The capabilities of human beings to process multiple sound sources at once, whether for music composition or analysis, are remarkable. Our brains can separate individual sound sources from a mixture and synthesize multiple sources to create a coherent combination. Researchers have mathematically expressed this knowledge using the joint probability density of sources. However, currently, there is no deep learning model that can perform both source separation and music generation tasks.
In the field of musical composition or generation, existing models focus on learning the distribution over the mixtures, which accurately models the mixture but loses information about the individual sources. On the other hand, models designed for source separation learn a single model for each source distribution and rely on the mixture during inference. This approach lacks crucial details about the interdependence of the sources and makes it challenging to generate mixtures.
To tackle this limitation, researchers from the GLADIA Research Lab at the University of Rome have developed the Multi-Source Diffusion Model (MSDM). This model is trained using the joint probability density of sources that share a context, also known as the prior distribution. It can perform both generation and separation tasks by sampling from the prior distribution or conditioning the prior distribution on the mixture and sampling from the resulting posterior distribution. This is a significant advancement in the field of audio models, as it combines both generation and separation capabilities.

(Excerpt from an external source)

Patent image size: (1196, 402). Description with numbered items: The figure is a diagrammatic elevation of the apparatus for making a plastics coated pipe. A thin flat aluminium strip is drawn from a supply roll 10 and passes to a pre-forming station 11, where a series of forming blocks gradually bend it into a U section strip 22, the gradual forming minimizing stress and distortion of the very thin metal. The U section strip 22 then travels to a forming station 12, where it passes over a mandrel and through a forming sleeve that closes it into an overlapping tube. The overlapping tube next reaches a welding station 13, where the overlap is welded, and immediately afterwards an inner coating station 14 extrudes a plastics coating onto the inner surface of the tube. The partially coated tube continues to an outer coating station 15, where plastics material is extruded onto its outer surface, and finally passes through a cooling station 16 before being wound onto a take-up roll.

The researchers conducted experiments using the Slakh2100 dataset, which consists of over 2100 tracks and is widely used for source separation tasks. The model’s foundation lies in estimating the joint distribution of the sources, and it can handle various inference tasks, including source imputation and classical total inference tasks.

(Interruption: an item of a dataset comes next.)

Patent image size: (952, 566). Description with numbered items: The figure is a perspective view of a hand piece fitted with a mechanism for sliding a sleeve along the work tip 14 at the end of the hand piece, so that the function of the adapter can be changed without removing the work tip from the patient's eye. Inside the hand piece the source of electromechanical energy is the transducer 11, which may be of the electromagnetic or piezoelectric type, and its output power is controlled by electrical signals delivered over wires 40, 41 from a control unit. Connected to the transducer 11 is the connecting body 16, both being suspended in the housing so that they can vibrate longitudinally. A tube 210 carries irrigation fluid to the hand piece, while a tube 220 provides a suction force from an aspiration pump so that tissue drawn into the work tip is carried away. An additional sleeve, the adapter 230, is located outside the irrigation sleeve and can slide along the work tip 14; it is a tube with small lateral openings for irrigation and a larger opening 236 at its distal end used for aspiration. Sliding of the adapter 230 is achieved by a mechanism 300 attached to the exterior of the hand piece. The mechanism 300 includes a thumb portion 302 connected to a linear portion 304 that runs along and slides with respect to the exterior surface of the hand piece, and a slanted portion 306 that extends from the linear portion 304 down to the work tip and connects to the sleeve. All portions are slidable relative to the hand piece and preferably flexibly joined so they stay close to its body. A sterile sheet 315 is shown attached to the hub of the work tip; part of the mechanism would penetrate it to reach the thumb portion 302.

To train the model, the researchers used a diffusion-based generative model and employed a technique called “denoising score matching.” This technique approximates the “score” function of the target distribution rather than the distribution itself. Additionally, the researchers introduced a novel sampling method based on Dirac delta functions to improve source separation performance.
The model’s performance on separation tasks was comparable to other state-of-the-art regressor models. However, the researchers noted that the limited availability of contextual data currently hinders the algorithm’s performance. To address this, they considered pre-separating mixtures and using them as a dataset. Overall, the Multi-Source Diffusion Model developed by the GLADIA Research Lab is a novel paradigm in the field of separation and generation of music. The researchers hope that their work will inspire further research in this domain.